Estoy escribiendo esto en 1965; lo anterior sucedía en 1945. Veinte años de diferencia, aunque no lo parezca. Los años de guerra tampoco parecían reales. Eran una pesadilla donde se detenía la realidad. Algún tiempo después me decía con frecuencia: ¡Ah!, esto pasó hace cinco años, pero siempre me faltaban otros cinco. Ahora, cada vez que hablo de unos pocos años, me refiero siempre a un montón. El tiempo se ha alterado para mí, como les ocurre a los viejos.
Mi vida empezó de nuevo, en principio, al terminar la guerra alemana; aunque seguía en Japón, la nuestra había terminado. Luego, llegó la tarea de recoger los pedazos, los fragmentos perdidos por todas partes; los fragmentos de la propia vida.
Tras un tiempo de permiso, Max regresó al Ministerio del Aire. La Marina había decidido devolvernos Greenway —como de costumbre casi inmediatamente—, y la fecha elegida fue justo en Navidad. Era el día menos indicado para hacerse cargo de una casa abandonada. Nos hacía falta un poco de suerte. El generador eléctrico estaba en las últimas cuando se marcharon los soldados. El comandante americano me había dicho varias veces que le faltaba poco para estropearse del todo.

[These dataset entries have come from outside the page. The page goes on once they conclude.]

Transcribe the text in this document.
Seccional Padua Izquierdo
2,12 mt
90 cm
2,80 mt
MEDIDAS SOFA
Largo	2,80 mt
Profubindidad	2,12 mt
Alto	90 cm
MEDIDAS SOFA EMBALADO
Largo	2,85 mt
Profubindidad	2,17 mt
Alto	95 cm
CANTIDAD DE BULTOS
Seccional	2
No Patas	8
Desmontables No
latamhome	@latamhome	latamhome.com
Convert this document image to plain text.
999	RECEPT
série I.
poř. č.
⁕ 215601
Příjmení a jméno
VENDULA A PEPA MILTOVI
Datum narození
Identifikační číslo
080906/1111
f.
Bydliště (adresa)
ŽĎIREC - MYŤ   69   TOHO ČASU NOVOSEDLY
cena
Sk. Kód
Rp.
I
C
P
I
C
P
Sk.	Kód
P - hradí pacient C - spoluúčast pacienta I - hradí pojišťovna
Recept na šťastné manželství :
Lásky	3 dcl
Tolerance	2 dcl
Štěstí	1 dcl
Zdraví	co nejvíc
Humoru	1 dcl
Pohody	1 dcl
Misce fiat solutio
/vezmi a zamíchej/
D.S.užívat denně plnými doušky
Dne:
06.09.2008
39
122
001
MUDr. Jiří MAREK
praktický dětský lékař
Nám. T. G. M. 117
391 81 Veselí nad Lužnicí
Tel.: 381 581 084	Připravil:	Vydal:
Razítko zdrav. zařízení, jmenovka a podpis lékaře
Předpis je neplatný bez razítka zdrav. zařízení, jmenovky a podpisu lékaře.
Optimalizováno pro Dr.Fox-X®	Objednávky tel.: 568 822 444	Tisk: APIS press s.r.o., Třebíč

—De todas formas —decía—, cuando se lo cambiemos, el nuevo será una joya, para que tenga un buen recuerdo.
Desgraciadamente, la casa quedó vacía exactamente tres semanas antes de que el generador se estropeara.
Greenway estaba precioso cuando volvimos, un día soleado de invierno, pero salvaje, salvaje como una hermosa jungla. Los senderos habían desaparecido, el huerto, donde en su día hubo lechugas y zanahorias, era un montón de malas hierbas y los frutales estaban sin podar. Por muchas razones era triste verlo así, aunque aún era hermoso. El interior de la casa no estaba tan mal como nos temíamos. Del linóleo no quedaba ni rastro y no obtendríamos el permiso para conseguir más, porque la Marina se lo había quedado después de haberlo pagado cuando se instalaron. La cocina estaba indescriptible, con las paredes negras y llenas de grasa y, como ya he dicho, en la despensa había catorce retretes.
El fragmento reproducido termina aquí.